Estudo desafia décadas de ciência e sugere que Urano e Netuno são planetas rochosos

Os planetas Urano e Netuno, que podem ser ricos em rochas, segundo novo estudo. (Foto: space.com)

A classificação que a astronomia usa há décadas para descrever Urano e Netuno pode estar fundamentalmente errada. Um novo estudo publicado na revista Astronomy & Astrophysics sugere que os dois planetas, historicamente chamados de ‘gigantes de gelo’, têm suas camadas externas compostas principalmente de rochas — e não de gelo, como a ciência convencional sustentava.

A conclusão vem da astrônoma Yamila Miguel, do Instituto Holandês de Pesquisa Espacial, nos Países Baixos, que liderou a equipe responsável pela pesquisa. Segundo ela, a descoberta ‘contraria a crença comum de que são planetas de gelo’, abalando um dos pilares da planetologia moderna.

A visão tradicional descreve os dois planetas como corpos com núcleos rochosos internos envoltos por mantos gelados e uma espessa atmosfera de hidrogênio, hélio e metano. Em regiões de alta pressão, essa atmosfera gasosa se torna fluida — mas o novo estudo, conforme reportado pelo portal Space.com, indica que ela também pode estar repleta de material rochoso.

‘Descobrimos que tanto Urano quanto Netuno têm suas camadas externas compostas principalmente de rochas, além de hidrogênio e hélio gasosos’, afirmou Miguel. A declaração sintetiza o resultado de uma modelagem computacional detalhada que simulou os envelopes atmosféricos, os mantos e os núcleos de cada planeta.

Com base nas condições de temperatura ao longo das camadas atmosféricas, os pesquisadores identificaram que silicatos presentes nessas regiões se condensariam em material rochoso em determinadas zonas. A inspiração para o estudo veio de pesquisas recentes sobre a região trans-Netuniana, o cinturão gelado além de Netuno.

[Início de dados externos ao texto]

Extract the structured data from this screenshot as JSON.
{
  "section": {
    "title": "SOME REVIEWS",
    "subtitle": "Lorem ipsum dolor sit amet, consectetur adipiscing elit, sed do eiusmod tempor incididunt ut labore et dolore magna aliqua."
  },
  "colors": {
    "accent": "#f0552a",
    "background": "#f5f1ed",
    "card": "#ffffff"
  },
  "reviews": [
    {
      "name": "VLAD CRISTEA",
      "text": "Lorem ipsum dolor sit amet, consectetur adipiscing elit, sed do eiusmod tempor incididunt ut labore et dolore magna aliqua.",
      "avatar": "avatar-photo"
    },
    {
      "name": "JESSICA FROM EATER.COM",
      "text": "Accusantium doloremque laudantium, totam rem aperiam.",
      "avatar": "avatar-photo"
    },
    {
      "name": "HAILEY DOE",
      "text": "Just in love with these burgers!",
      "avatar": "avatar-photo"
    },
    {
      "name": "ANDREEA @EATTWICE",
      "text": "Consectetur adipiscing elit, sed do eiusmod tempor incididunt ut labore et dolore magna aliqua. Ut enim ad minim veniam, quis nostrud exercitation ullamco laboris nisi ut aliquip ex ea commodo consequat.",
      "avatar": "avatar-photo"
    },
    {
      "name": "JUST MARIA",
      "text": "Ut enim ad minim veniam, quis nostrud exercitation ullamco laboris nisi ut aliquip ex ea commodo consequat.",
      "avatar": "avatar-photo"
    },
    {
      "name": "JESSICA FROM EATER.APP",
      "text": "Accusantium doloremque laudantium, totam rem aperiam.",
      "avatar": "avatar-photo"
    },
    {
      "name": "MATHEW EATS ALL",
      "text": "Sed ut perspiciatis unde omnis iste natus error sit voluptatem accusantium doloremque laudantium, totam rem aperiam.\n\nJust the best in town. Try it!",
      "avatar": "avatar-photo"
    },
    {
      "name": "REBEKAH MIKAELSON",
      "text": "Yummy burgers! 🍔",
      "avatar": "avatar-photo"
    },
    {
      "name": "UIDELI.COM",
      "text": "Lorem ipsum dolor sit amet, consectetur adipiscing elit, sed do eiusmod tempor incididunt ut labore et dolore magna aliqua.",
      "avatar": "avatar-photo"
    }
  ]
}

Estudos anteriores já haviam indicado que objetos como Plutão, cometas e corpos do Cinturão de Kuiper são mais rochosos do que gelados. ‘Pensamos: se esses objetos são compostos principalmente de rochas, talvez Urano e Netuno também sejam’, explicou Miguel, revelando o raciocínio que motivou a investigação.

A pesquisadora admite que os dois planetas ‘podem ter bastante gelo em seus interiores’, mas ressalta que ‘definitivamente não são completamente gelados como costumávamos acreditar’. A distinção tem implicações diretas para a forma como a ciência modela a formação e a evolução do sistema solar externo.

O impacto do estudo vai além da composição química: Miguel defende que os achados justificam uma revisão da própria classificação desses planetas. ‘Deveríamos de fato mudar sua classificação para não ser enganoso’, propõe a astrônoma, sugerindo o termo ‘gigantes menores’ como alternativa mais precisa.

O estudo não estabelece uma nova classificação oficial — isso dependeria de consenso mais amplo da comunidade astronômica internacional. Mas levanta questões fundamentais sobre o que mais pode estar equivocado nos modelos que descrevem os confins do sistema planetário.